What is the current state of the education sector in regards to the channel? How can the channel help the education sector more? What is needed?
The channel community has been involved in many of the areas discussed and has played an important role over the last year facilitating and providing technology access and Education provision to the community but also in long standing community engagement. Our teams work closely to support partners in the vitally important commercial and technical aspects of supporting the Education community. While also helping to bring together both the Tech and Education communities to foster collaboration in identifying and growing impact.

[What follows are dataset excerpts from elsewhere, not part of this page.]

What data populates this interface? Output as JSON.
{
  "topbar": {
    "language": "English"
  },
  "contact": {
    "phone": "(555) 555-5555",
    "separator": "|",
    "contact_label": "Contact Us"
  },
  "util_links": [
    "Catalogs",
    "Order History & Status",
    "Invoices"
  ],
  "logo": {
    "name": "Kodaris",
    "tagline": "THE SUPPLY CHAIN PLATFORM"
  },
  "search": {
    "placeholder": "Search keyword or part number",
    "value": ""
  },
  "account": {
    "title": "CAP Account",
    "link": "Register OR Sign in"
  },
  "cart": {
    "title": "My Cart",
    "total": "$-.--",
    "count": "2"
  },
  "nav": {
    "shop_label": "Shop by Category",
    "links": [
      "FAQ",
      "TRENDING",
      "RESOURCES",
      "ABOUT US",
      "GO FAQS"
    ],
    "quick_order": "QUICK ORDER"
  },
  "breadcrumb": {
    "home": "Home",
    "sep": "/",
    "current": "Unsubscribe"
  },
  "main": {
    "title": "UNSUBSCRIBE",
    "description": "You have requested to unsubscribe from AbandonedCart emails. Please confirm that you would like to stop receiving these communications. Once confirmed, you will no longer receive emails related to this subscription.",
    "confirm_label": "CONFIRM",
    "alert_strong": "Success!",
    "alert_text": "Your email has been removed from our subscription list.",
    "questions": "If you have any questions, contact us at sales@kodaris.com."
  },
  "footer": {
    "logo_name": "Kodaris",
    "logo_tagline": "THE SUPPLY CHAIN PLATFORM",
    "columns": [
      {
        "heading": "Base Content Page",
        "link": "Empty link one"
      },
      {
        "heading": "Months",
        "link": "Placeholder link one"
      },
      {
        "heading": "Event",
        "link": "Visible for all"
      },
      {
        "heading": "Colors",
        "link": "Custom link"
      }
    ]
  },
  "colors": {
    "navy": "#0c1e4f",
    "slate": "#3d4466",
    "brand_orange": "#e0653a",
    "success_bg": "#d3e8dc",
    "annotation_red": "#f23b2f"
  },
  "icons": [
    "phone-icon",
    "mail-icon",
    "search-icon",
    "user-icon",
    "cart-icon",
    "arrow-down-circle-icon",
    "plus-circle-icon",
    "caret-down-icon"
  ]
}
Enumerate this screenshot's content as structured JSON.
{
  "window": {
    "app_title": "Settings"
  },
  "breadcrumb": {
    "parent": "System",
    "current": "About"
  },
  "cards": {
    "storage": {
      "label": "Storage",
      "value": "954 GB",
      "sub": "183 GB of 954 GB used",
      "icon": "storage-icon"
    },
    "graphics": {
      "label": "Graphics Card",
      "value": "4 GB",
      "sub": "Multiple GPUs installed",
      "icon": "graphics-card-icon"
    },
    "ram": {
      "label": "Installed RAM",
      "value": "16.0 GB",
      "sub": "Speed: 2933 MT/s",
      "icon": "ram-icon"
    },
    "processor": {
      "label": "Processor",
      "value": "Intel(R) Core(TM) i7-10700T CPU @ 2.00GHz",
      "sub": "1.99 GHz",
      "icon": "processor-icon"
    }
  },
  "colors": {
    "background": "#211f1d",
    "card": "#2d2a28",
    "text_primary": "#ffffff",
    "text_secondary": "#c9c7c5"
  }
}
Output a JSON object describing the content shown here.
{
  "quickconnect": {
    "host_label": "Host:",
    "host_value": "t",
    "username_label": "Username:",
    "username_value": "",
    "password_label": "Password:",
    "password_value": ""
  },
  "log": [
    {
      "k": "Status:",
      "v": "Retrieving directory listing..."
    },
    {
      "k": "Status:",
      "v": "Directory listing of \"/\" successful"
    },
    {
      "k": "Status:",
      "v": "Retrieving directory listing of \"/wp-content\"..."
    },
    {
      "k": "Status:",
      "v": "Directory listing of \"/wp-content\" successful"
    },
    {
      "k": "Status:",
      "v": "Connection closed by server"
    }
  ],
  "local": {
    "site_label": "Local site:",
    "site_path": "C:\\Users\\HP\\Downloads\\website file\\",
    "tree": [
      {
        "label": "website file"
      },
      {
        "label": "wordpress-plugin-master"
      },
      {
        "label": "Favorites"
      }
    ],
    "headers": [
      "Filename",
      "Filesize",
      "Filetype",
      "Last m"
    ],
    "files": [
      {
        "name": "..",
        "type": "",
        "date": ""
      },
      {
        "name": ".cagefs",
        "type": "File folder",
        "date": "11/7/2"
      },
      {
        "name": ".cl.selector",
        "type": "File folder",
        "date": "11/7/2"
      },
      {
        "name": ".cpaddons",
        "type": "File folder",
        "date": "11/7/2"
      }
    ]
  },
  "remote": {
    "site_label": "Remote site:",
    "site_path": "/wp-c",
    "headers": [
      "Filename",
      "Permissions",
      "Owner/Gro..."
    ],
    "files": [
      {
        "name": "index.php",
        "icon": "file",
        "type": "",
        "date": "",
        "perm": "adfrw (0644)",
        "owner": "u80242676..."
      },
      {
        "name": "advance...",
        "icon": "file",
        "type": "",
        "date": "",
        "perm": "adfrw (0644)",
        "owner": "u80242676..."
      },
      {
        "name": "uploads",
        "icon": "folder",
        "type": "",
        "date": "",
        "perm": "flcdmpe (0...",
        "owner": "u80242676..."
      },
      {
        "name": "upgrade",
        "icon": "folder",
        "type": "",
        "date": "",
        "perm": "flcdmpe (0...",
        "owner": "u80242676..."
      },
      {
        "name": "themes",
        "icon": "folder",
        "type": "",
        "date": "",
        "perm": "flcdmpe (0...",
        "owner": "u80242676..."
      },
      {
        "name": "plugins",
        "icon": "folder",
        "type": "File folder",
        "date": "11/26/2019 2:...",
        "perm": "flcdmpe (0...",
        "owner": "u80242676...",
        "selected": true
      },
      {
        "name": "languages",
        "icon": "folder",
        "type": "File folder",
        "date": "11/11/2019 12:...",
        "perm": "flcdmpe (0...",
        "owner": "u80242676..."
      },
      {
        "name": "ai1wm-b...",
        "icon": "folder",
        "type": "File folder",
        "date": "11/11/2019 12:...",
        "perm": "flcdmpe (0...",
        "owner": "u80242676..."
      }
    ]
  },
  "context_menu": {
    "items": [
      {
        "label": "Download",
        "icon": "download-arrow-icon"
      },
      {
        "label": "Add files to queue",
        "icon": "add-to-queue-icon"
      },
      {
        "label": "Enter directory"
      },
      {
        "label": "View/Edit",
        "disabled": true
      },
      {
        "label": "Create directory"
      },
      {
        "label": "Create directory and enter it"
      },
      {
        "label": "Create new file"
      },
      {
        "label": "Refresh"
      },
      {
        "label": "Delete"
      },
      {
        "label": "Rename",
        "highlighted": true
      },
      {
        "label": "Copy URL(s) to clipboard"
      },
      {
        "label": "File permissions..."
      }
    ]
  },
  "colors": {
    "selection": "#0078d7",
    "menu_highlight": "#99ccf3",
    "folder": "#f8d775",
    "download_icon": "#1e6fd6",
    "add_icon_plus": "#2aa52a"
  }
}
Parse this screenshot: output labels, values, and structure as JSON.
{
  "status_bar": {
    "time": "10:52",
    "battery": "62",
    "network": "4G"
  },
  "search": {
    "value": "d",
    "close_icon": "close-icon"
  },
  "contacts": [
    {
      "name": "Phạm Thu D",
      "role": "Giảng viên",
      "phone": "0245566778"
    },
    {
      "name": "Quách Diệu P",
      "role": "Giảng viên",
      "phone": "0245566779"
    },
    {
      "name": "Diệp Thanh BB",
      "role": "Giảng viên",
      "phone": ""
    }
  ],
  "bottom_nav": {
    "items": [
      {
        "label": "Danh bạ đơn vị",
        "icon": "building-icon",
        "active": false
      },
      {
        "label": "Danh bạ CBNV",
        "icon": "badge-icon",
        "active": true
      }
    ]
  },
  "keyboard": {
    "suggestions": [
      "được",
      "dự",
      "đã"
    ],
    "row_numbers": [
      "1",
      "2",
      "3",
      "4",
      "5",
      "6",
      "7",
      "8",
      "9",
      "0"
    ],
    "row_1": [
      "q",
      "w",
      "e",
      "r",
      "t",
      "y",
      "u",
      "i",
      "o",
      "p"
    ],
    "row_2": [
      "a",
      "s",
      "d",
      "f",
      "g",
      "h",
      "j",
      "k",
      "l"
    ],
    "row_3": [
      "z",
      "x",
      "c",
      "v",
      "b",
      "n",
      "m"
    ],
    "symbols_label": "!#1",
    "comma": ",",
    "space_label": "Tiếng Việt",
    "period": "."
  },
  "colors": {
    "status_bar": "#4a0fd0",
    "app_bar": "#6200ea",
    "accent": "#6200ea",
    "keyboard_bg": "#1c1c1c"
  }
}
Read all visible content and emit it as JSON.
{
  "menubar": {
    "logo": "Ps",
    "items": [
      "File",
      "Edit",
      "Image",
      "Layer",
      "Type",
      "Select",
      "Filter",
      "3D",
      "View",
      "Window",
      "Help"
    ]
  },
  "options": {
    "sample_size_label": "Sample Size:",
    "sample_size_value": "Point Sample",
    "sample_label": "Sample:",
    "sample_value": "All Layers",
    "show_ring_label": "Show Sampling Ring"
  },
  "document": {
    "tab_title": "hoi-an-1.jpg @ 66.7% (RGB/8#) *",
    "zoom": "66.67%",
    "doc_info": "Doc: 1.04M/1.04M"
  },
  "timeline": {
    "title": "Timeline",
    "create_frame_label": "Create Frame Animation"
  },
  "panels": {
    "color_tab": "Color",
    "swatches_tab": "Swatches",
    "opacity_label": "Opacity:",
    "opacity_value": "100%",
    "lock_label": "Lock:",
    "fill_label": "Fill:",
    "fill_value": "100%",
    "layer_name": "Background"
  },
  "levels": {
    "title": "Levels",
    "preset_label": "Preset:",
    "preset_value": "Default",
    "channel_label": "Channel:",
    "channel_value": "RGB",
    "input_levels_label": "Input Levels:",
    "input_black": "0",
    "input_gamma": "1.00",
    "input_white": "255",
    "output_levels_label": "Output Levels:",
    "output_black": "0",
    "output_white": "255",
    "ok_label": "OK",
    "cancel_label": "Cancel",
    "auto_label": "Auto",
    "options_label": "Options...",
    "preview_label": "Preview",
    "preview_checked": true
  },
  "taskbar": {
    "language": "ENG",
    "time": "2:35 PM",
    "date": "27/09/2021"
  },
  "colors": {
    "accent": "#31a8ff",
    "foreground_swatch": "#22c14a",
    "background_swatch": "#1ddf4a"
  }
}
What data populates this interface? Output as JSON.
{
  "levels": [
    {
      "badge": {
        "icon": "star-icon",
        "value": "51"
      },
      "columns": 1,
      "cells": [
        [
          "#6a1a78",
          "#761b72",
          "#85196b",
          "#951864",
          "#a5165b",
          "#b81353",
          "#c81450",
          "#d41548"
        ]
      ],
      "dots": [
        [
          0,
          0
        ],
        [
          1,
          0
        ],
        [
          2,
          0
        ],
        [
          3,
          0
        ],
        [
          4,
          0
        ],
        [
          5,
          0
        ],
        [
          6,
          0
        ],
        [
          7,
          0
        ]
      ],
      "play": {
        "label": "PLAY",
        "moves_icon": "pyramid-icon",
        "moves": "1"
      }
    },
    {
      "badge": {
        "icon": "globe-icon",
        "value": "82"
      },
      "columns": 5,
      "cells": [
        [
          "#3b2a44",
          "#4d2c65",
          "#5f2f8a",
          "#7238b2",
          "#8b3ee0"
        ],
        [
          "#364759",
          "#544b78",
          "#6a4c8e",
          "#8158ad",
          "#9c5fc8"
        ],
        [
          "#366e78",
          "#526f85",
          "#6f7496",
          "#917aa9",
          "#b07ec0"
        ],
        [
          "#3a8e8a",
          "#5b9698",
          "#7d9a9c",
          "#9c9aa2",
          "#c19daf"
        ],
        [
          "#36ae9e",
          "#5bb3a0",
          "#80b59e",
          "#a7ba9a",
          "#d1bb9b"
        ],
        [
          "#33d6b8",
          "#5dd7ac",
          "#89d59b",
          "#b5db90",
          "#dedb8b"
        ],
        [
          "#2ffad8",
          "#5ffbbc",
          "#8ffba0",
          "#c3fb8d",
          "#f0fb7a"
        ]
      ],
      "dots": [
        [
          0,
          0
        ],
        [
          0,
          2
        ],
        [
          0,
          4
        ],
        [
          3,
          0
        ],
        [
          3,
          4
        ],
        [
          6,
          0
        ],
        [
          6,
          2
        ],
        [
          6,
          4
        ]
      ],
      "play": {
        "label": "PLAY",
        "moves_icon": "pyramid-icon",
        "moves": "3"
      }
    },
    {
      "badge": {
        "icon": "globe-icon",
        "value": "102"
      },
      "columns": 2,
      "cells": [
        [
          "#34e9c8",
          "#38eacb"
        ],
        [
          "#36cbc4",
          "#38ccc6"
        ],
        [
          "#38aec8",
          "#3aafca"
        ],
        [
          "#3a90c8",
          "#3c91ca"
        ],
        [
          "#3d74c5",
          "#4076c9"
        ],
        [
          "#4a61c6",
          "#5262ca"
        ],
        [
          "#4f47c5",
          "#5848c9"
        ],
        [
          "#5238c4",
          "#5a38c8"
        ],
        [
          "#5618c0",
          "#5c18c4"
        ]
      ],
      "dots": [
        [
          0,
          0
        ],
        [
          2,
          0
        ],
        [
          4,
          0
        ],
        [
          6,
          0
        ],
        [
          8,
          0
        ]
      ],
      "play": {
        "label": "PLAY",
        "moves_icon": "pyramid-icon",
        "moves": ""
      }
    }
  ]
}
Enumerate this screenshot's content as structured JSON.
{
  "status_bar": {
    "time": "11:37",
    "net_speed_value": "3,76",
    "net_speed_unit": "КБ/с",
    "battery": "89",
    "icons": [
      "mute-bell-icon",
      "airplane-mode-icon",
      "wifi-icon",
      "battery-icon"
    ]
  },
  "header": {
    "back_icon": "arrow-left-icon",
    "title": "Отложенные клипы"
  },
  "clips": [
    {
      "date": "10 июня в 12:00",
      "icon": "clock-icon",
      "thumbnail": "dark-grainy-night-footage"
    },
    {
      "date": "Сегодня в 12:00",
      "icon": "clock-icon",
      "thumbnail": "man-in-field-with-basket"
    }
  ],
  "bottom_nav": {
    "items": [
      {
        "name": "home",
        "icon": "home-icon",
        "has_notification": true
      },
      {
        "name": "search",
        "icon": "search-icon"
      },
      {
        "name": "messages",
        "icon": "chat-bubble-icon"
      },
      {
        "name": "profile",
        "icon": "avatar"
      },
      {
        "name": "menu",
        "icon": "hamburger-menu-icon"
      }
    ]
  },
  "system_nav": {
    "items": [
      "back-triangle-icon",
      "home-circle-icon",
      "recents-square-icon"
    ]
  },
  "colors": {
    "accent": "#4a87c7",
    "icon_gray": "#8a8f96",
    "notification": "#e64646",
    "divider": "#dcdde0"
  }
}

With the shift to hybrid learning the channel has a unique opportunity to seize. Understanding how the needs of teachers and pupils have changed in the last twelve months, identifying pain points and in response providing solutions, which work effectively regardless of environment will be vital going forward. As educators face challenged budgets, investing in both hardware and software solutions, which work for the long-term will be indispensable. The channel sector also has a vital role to ensure educators and students feel confident using any new technology by providing them with the right induction processes as well as ongoing guidance and support for any challenges that arise. As the education sector continues to undergo digital transformation, for it to be successful and for the potential of edtech to be fulfilled it will require a collaborative effort across industries.